Symmetric primal-dual path following algorithms for semidefinite programming

Jos Sturm and Shuzhong Zhang

In this paper a symmetric primal-dual transformation for positive semidefinite programming is proposed. For standard SDP problems, after this symmetric transformation the primal variables and the dual slacks become identical. In the context of linear programming, existence of such a primal-dual transformation is a well known fact. Based on this symmetric primal-dual transformation we derive Newton search directions for primal-dual path-following algorithms for semidefinite programming.
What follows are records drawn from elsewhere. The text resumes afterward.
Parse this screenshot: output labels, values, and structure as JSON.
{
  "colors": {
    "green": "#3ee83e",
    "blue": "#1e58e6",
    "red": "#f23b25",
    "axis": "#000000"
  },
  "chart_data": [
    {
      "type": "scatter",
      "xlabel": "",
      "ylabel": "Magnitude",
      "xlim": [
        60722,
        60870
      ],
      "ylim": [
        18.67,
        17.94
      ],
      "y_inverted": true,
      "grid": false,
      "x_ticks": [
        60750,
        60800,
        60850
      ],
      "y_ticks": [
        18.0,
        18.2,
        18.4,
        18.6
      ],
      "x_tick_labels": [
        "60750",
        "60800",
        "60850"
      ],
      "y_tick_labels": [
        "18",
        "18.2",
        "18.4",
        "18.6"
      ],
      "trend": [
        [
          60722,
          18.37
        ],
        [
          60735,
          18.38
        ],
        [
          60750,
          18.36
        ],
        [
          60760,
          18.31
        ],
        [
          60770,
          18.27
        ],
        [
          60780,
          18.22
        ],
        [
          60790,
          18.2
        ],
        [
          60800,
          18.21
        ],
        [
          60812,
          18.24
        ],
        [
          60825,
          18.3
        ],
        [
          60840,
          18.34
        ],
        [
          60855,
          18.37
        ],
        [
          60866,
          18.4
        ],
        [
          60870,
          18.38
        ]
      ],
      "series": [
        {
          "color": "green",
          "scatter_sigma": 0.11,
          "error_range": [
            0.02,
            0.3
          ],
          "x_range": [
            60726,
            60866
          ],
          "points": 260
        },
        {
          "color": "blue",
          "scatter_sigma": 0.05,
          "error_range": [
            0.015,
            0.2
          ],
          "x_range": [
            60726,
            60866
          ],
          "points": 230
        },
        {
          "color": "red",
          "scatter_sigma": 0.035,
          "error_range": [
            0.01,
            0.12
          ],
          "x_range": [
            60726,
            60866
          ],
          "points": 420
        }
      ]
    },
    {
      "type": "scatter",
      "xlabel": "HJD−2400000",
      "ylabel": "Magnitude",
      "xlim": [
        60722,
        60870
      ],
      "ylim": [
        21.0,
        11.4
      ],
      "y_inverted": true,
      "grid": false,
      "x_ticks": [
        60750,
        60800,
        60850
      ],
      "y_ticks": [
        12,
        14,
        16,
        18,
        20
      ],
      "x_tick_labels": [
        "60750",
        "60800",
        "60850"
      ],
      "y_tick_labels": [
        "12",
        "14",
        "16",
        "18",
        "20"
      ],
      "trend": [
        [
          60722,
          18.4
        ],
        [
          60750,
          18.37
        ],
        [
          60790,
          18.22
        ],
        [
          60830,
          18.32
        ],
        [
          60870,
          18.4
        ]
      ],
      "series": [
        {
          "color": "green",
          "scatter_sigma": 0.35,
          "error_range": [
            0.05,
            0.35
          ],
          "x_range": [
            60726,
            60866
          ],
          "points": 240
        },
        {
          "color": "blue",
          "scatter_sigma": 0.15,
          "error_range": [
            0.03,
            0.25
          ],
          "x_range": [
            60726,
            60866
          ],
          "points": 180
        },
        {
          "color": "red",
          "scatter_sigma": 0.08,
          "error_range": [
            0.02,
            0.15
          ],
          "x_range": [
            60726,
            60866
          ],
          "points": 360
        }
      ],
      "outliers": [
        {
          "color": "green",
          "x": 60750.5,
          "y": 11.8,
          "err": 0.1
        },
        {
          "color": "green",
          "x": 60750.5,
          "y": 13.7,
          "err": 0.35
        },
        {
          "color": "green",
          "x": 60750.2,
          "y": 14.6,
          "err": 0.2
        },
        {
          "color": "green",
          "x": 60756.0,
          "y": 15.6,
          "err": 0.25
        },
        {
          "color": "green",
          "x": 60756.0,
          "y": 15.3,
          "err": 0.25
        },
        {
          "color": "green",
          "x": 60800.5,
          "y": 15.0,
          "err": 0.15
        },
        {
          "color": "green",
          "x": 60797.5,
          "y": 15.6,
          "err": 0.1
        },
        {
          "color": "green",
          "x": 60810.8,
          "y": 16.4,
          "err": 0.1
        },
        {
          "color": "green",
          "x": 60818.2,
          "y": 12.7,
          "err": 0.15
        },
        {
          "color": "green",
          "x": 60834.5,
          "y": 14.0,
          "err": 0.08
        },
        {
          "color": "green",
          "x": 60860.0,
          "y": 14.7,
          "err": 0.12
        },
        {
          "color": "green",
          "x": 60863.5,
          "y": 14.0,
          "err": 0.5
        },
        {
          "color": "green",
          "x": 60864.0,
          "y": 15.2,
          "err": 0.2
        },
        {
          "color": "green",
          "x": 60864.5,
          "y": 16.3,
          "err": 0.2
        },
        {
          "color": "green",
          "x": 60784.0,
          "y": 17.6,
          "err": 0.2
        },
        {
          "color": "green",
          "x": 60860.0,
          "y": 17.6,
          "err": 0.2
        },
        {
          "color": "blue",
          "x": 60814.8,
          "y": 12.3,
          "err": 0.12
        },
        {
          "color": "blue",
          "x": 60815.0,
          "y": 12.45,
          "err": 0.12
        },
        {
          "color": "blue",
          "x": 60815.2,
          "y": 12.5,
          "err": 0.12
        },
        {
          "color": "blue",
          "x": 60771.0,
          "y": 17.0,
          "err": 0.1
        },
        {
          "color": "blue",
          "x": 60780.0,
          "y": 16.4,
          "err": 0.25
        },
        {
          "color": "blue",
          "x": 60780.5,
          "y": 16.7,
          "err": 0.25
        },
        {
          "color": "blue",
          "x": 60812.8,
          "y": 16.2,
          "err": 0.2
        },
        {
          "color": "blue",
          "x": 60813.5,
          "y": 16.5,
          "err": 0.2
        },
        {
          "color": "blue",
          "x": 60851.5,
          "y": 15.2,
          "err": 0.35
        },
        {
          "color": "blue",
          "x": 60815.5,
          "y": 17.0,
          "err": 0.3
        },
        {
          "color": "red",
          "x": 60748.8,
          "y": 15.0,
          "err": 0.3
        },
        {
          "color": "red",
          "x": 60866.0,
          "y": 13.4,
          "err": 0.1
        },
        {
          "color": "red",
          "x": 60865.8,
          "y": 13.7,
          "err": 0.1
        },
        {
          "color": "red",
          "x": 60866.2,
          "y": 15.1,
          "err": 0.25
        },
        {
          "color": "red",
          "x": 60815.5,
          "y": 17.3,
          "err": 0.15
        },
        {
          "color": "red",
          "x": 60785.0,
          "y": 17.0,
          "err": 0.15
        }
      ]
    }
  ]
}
In particular, we generalize: (1) the short step path following algorithm, (2) the predictor-corrector algorithm and (3) the largest step algorithm to semidefinite programming. It is shown that these algorithms require at most ${\cal O}(\sqrt{n}\mid \log \epsilon \mid )$ main iterations for computing an $\epsilon $-optimal solution. The symmetric primal-dual transformation discussed in this paper can be interpreted as a specialization of the scaling-point concept introduced by Nesterov and Todd \cite{NT95} for self-scaled conic problems. The difference is that we explicitly use the usual $v$-space notion and the proofs look very similar to the linear programming case.

Report 9554/A, Econometric Institute, Erasmus University, Rotterdam.